On le sait, la démarche de cette loi est d'instaurer des licences pour des opérateurs dûment agréés par l'Etat français. A compter de l'année prochaine, on trouvera donc deux types de sites de jeux : ceux agréés par l'Etat, sur lesquels les internautes français pourront jouer, et tous les autres, considérés comme "illégaux".
C'est déjà mieux qu'aujourd'hui, me direz-vous, car - aux yeux du gouvernement - tous les sites de jeu actuels sont illégaux (et oui, chers amis joueurs de poker en ligne, jusqu'alors, nous étions tous - sans le savoir - des criminels !).
Donc, à l'avenir, des sites "légaux" - dont certains seront les sites "illégaux" d'hier - feront leur apparition, tandis que les "mauvais sites" demeureront "illégaux".
Le "jardin clos" du jeu en ligne
Ce distinguo est la clé de voûte du projet, mais ses conséquences ne sont pas neutres. Le Ministre l'a souvent rappelé, et le projet en fait clairement mention : les transactions financières vers les sites "illégaux" seront bloquées, de même que l'accès à ces sites "illégaux".
Bloquer l'accès à des sites Web ? Hum. Comme en Iran ? Comme en Chine ?
A peu de choses près, un joueur français pouvait jusqu'à présent jouer sur n'importe quel site, partout dans le monde. Ce ne sera plus le cas. Pour le poker, on avait jusqu'alors le choix entre plusieurs centaines de sites, proposant des bonus, des offres de rakeback, des skins, des tournois, des variantes, bref des offres très différentes les unes des autres. On pouvait comparer, changer d'endroit, jouer sur plusieurs sites à la fois. Ce temps là sera bientôt révolu. A partir de dorénavant, le joueur français ira jouer là où on lui dit de jouer.

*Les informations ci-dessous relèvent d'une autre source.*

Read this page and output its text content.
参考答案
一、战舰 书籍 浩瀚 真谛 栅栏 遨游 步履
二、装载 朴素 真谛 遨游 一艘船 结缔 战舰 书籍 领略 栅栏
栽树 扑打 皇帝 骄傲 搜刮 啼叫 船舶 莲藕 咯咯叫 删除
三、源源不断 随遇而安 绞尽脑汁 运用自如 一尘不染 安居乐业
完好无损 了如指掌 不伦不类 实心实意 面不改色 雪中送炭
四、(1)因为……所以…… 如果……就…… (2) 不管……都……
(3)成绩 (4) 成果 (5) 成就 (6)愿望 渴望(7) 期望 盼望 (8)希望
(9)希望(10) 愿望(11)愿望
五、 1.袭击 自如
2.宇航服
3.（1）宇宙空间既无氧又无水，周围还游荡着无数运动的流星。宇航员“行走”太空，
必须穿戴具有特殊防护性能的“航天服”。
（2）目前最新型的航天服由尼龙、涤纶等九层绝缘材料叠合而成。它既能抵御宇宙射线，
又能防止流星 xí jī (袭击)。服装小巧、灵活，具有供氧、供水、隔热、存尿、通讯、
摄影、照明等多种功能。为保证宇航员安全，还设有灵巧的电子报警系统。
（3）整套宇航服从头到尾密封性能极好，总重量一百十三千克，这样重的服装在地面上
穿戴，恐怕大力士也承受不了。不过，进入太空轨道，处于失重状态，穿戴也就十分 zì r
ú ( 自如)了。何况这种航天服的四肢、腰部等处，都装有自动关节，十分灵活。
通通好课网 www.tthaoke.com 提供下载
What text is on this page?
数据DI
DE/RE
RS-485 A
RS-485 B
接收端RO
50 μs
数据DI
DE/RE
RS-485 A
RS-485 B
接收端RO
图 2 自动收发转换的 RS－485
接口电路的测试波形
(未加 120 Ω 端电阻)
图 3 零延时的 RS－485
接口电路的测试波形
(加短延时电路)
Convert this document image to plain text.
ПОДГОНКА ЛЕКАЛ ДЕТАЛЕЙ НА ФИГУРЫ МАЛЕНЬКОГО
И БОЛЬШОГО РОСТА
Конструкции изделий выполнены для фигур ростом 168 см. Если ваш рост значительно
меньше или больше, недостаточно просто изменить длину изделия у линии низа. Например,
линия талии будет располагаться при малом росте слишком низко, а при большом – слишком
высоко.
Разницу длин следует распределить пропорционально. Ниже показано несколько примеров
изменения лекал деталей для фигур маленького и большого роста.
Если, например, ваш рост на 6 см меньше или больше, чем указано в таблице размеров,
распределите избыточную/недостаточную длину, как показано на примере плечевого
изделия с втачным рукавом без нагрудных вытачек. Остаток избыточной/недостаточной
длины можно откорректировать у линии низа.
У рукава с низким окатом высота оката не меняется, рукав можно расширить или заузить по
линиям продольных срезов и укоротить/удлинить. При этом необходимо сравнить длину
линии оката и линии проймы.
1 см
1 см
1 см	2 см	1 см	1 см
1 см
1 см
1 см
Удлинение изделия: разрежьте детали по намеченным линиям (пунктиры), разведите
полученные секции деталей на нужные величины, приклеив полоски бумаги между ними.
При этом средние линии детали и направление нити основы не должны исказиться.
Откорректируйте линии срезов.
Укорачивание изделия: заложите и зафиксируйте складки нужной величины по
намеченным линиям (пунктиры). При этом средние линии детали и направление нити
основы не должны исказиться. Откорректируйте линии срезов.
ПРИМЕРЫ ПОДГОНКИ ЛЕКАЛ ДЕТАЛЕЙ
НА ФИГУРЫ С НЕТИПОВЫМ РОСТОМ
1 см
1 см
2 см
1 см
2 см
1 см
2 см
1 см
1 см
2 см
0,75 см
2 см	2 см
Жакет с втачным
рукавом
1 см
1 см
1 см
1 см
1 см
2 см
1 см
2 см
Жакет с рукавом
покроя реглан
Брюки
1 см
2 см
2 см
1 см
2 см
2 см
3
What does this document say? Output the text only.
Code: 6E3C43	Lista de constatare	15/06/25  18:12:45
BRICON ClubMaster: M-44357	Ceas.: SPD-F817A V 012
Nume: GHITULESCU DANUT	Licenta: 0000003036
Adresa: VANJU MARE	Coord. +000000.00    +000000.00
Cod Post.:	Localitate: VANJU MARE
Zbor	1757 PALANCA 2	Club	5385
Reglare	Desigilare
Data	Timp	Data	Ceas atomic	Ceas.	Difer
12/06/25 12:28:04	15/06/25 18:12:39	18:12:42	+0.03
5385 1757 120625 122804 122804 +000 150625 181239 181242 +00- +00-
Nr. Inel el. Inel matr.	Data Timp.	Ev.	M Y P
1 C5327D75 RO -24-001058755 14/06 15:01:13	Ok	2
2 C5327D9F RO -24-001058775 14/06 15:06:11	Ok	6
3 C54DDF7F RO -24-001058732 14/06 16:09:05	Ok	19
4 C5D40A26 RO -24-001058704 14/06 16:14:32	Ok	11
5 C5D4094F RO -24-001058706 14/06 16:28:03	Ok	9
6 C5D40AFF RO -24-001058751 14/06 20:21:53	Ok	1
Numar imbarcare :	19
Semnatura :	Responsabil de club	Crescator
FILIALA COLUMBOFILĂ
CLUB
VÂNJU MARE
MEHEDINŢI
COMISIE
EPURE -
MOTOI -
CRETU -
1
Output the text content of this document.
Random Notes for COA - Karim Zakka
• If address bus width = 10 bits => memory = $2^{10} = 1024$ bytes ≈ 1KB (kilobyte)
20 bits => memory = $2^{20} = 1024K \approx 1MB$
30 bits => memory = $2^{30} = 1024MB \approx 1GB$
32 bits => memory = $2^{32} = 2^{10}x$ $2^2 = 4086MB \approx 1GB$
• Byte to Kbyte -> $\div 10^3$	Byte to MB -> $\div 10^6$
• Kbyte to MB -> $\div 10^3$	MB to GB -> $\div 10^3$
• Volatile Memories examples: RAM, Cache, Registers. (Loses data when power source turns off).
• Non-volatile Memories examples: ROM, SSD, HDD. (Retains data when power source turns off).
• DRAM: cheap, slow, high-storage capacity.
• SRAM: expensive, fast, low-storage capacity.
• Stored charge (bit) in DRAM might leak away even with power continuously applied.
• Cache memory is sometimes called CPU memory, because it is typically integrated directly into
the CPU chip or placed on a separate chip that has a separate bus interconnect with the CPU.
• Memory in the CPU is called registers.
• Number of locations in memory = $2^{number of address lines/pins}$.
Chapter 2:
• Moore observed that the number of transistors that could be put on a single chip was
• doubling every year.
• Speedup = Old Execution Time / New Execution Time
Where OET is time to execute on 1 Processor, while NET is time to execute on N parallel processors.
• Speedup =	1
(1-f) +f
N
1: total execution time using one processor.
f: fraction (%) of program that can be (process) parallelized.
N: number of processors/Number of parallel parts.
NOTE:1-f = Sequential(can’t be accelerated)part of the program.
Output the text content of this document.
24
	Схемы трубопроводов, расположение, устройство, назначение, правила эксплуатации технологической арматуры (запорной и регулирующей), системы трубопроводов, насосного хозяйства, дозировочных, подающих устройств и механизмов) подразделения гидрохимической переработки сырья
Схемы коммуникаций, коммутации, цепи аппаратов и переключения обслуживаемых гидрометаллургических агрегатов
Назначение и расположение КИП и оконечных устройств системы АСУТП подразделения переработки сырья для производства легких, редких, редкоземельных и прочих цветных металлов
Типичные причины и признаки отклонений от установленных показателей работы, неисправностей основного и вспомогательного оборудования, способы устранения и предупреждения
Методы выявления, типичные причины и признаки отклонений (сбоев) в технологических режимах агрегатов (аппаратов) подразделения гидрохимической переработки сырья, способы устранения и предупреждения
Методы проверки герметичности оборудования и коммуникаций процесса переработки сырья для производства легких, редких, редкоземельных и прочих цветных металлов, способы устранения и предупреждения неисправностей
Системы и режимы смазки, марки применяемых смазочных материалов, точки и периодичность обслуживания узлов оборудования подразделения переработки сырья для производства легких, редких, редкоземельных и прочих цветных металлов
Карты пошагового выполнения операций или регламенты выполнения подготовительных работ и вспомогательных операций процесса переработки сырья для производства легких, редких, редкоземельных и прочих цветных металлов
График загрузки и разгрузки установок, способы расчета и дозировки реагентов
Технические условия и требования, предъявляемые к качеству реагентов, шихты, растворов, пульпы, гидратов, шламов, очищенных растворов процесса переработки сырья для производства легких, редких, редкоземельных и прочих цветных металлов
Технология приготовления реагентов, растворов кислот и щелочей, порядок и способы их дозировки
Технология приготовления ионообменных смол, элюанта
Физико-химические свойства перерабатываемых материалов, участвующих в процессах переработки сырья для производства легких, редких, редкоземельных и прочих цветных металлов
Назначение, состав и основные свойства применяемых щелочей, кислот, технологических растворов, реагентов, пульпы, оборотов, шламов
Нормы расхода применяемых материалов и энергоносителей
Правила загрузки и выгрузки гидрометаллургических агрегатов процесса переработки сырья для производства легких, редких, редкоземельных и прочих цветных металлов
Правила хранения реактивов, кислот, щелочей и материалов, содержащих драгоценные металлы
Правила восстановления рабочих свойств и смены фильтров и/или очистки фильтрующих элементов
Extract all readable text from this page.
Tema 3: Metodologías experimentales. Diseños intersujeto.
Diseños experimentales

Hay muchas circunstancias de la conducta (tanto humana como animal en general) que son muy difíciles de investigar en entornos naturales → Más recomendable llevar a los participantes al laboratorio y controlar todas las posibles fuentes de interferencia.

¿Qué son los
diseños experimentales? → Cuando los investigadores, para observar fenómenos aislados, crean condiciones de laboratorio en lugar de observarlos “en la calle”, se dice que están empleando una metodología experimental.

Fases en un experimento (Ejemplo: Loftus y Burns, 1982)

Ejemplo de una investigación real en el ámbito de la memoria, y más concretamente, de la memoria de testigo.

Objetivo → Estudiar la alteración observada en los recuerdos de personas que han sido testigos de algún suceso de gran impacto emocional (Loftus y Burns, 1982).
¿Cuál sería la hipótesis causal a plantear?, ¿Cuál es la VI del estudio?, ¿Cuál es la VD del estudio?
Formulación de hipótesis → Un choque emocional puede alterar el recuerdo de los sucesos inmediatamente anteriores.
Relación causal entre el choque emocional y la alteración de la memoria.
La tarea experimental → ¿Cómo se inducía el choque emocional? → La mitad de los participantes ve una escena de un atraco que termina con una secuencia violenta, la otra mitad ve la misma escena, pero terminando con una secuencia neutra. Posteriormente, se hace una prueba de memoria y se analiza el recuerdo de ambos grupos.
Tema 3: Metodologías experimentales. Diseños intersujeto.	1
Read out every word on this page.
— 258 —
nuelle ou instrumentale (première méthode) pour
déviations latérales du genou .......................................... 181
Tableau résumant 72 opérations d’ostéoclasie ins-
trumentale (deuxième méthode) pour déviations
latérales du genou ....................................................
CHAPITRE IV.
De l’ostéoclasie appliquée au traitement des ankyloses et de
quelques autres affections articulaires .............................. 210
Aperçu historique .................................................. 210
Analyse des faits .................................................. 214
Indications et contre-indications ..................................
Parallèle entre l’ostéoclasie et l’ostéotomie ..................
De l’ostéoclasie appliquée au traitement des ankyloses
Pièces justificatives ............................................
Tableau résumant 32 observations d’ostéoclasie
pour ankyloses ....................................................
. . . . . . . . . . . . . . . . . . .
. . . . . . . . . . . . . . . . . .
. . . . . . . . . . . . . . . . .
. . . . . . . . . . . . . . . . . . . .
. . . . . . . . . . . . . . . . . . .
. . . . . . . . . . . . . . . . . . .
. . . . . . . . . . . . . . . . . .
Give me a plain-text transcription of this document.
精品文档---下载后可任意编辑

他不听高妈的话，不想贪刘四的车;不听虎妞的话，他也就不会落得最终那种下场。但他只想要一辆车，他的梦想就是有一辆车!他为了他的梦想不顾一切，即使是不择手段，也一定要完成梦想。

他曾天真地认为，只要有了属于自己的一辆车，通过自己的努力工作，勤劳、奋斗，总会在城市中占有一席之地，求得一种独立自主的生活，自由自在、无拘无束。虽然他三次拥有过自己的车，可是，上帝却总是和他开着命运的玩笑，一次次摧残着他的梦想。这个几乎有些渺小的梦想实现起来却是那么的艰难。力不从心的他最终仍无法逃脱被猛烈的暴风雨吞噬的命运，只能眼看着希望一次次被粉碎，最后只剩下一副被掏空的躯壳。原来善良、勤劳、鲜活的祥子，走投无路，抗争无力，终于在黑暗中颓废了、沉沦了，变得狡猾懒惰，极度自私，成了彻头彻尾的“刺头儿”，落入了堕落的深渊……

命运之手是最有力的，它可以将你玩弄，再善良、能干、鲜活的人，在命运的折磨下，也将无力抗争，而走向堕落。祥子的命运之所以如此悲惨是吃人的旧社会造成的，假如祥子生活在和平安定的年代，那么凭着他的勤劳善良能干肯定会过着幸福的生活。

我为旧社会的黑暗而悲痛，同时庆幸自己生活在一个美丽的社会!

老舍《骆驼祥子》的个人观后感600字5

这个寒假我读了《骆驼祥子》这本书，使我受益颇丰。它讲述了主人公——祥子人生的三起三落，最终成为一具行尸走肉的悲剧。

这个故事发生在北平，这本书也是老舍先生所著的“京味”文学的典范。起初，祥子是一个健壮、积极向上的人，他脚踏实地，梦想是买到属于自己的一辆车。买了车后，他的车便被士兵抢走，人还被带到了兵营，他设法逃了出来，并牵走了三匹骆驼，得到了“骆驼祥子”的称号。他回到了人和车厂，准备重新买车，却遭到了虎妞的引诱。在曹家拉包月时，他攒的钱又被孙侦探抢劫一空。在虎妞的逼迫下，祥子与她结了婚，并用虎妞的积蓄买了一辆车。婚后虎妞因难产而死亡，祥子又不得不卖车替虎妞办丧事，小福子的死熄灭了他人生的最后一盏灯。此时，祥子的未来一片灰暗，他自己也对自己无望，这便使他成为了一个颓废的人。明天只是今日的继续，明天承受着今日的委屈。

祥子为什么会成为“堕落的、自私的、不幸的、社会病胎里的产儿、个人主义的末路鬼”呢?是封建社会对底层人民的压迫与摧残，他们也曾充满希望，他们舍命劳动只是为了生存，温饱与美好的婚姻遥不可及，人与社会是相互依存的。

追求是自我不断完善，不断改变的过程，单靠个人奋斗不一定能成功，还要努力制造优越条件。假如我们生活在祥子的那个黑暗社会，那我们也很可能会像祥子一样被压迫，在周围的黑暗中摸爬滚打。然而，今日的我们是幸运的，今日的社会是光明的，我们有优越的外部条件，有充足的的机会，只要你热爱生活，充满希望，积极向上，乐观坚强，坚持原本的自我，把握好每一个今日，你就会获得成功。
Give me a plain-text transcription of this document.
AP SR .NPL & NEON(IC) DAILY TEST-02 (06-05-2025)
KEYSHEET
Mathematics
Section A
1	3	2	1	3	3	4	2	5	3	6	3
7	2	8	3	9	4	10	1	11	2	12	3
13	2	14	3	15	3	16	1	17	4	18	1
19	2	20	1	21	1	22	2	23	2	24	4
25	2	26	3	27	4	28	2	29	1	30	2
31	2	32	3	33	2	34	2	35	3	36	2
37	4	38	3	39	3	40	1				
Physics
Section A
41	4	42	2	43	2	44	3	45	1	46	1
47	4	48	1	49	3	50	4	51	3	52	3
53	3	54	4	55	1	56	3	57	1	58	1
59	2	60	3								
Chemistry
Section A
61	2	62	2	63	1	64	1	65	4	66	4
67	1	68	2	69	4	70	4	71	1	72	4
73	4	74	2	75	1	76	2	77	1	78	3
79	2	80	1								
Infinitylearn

Certes, on comprend la logique du dispositif. Comme me le confiait récemment un opérateur de jeu - qui attend de pied ferme l'attribution de sa licence en France -, pourquoi un opérateur payerait-il des taxes lorsqu'il propose du jeu en France, tout en voyant agir des opérateurs offshore permettant aux français de jouer sans payer de taxes ?
Malgré tout, interdire l'accès, depuis le territoire hexagonal, à des centaines de sites, est pour le moins violent. L'une des conséquences - sans doute marginale, mais étonnante - est d'ailleurs que les étrangers de passage en France ne pourront plus accéder aux sites sur lesquels ils jouent habituellement (ils ne pourront pas non plus, ne disposant pas d'adresse en France, s'inscrire sur des sites français). C'est un peu comme si, en téléphonie mobile, on interdisait le roaming, le téléphone d'un touriste cessant de fonctionner dès qu'il arrive en France...
Du reste, du fait de la taxation, on voit mal comment des joueurs français et étrangers pourraient se retrouver sur une même table de poker en ligne, les premiers étant taxés par l'Etat français sur leurs mises (à hauteur de 2%), les seconds ne l'étant pas. Il est donc peu probable que les sites "légaux" français ouvrent leurs services à des étrangers, et il sera difficile pour les sites étrangers de traiter le cas particulier français.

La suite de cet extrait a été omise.